Mitarbeiter der Deutschen Post AG sind am Donnerstag und Freitag in den Warnstreik getreten. In Castrop-Rauxel sah es allerdings nicht danach aus, als hätten Angestellte ihre Arbeit niedergelegt. In den Straßen waren Zustellfahrzeuge unterwegs. Und am Deininghauser Weg in Ickern war der Hof des Logistikzentrums tagsüber so gut wie leergefegt.
Es könne „punktuell zu Verzögerungen bei der Auslieferung von Brief- und Paketsendungen kommen“, sagte Post-Sprecher Rainer Ernzer am Freitagnachmittag auf Anfrage unserer Redaktion. So könnten auch „Briefe und Pakete erst mit einigen Tagen Verzögerung, das heißt erst in der ersten Hälfte der kommenden Woche ausgeliefert werden“. Den Tarifkampf gibt es also auch hier, und er betrifft auch die Zusteller in Castrop-Rauxel.
Die Tarifverhandlungen führt die Vereinigte Dienstleistungsgewerkschaft (Verdi) gerade in der zweiten Runde, sie stocken aber. Rund 160.000 Tarifbeschäftigte sind eingeschlossen. „Die Arbeitgeber haben sich sehr deutlich geäußert, dass sie nicht bereit sind, den Reallohnverlust und die Inflation auszugleichen“, teilte Verdi am Donnerstag (19.1.) mit. Als nicht finanzierbar bezeichnete die Post diese Forderungen.
„Diese Sichtweise ist für uns nicht akzeptabel“, sagte die stellvertretende Verdi-Vorsitzende und Verhandlungsführerin Andrea Kocsis. „Scheinbar zählen für die Arbeitgeber die Fakten nicht. Unsere Tarifforderungen sind notwendig, gerecht und machbar.“ Die Post hingegen steht in einem Wettbewerb mit anderen Zustellern wie Hermes, DPD, UPS, aber auch dem Versandhändler Amazon, der zum Teil mit eigenen Leuten zustellt.
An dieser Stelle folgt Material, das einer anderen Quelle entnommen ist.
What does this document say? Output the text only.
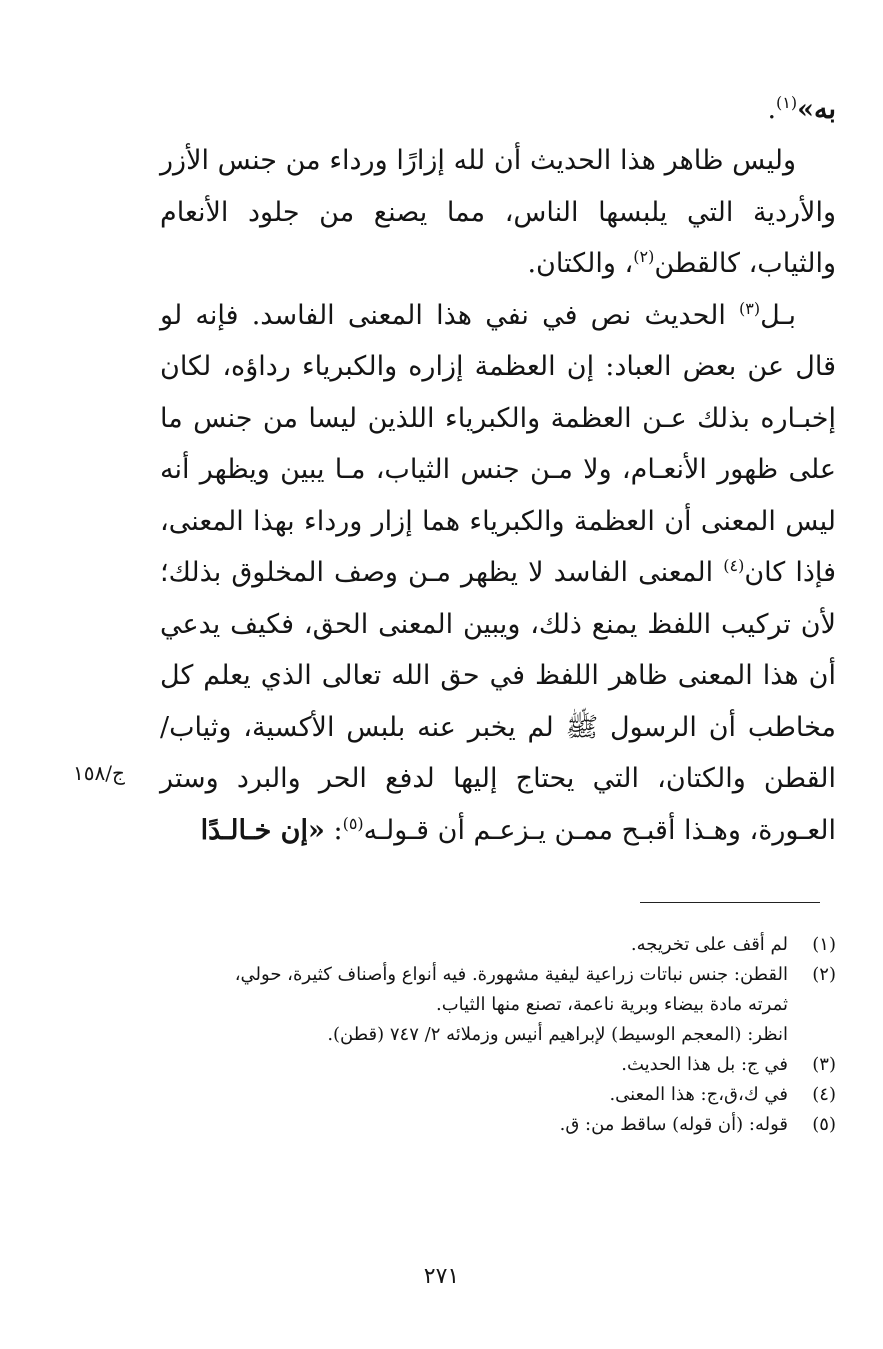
به»$^{(١)}$.

وليس ظاهر هذا الحديث أن لله إزارًا ورداء من جنس الأزر والأردية التي يلبسها الناس، مما يصنع من جلود الأنعام والثياب، كالقطن$^{(٢)}$، والكتان.

بـل$^{(٣)}$ الحديث نص في نفي هذا المعنى الفاسد. فإنه لو قال عن بعض العباد: إن العظمة إزاره والكبرياء رداؤه، لكان إخبـاره بذلك عـن العظمة والكبرياء اللذين ليسا من جنس ما على ظهور الأنعـام، ولا مـن جنس الثياب، مـا يبين ويظهر أنه ليس المعنى أن العظمة والكبرياء هما إزار ورداء بهذا المعنى، فإذا كان$^{(٤)}$ المعنى الفاسد لا يظهر مـن وصف المخلوق بذلك؛ لأن تركيب اللفظ يمنع ذلك، ويبين المعنى الحق، فكيف يدعي أن هذا المعنى ظاهر اللفظ في حق الله تعالى الذي يعلم كل مخاطب أن الرسول ﷺ لم يخبر عنه بلبس الأكسية، وثياب/ القطن والكتان، التي يحتاج إليها لدفع الحر والبرد وستر العـورة، وهـذا أقبـح ممـن يـزعـم أن قـولـه$^{(٥)}$: «إن خـالـدًا

ج/١٥٨
(١)
لم أقف على تخريجه.
(٢)
القطن: جنس نباتات زراعية ليفية مشهورة. فيه أنواع وأصناف كثيرة، حولي،
ثمرته مادة بيضاء وبرية ناعمة، تصنع منها الثياب.
انظر: (المعجم الوسيط) لإبراهيم أنيس وزملائه ٢/ ٧٤٧ (قطن).
(٣)
في ج: بل هذا الحديث.
(٤)
في ك،ق،ج: هذا المعنى.
(٥)
قوله: (أن قوله) ساقط من: ق.
٢٧١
Sie verweist aber vor allem darauf, dass sie Lohnsteigerungen durch Preiserhöhungen bei ihren Dienstleistungen selbst gar nicht an die Kunden weitergeben könne. Das sei eine falsche Annahme der Gewerkschaft. Es gebe eine umfassende Preisregulierung für das Brief- und Paketgeschäft.

Viele Zusteller verfügten über ein niedriges Einkommen. Die meisten verdienten monatlich 2100 bis 3100 Euro. Sie litten besonders unter den Preissteigerungen seit dem Beginn des Ukraine-Krieges Anfang 2022. Der Konzern dagegen, kritisiert Verdi, würde Milliardengewinne einstreichen. Eine Provokation, meint Verdi. „Darauf werden die Beschäftigten in den Betrieben nun eine klare Antwort geben und ihren Forderungen mit Streiks Nachdruck verleihen.“
Die letzte Tariferhöhung im Januar 2022 betrug zwei Prozent. Verdi fordert aktuell eine Entgelterhöhung von 15 Prozent bei einer Laufzeit des Tarifvertrages von zwölf Monaten. Auch die Ausbildungsvergütungen sollen für jedes Ausbildungsjahr um 200 Euro pro Monat angehoben werden.
Die Tarifverhandlungen werden am 8./9. Februar fortgesetzt. Die aktuellen Warnstreiks sollen die Forderungen bis dahin untermauern. „Die Beteiligung war in der Nacht bereits sehr gut“, sagte Thomas Großstück, Verdi-Sprecher für NRW, am Freitagmorgen gegenüber der „Rheinischen Post“. „Sehr viele Kolleginnen und Kollegen machen mit.“
Die Post habe konstruktive Vorschläge gemacht, unterstreicht Sprecher Rainer Ernzer: „Es ist die Grundlage geschaffen, um in der schon vereinbarten dritten Verhandlungsrunde ein Angebot vorzulegen, das sich an einem fairen Ausgleich zwischen den berechtigten Interessen der Beschäftigten und den ökonomischen Realitäten von Post & Paket Deutschland orientieren wird.“ Warnstreiks seien darum unnötig und gingen nur zu Lasten der Kunden.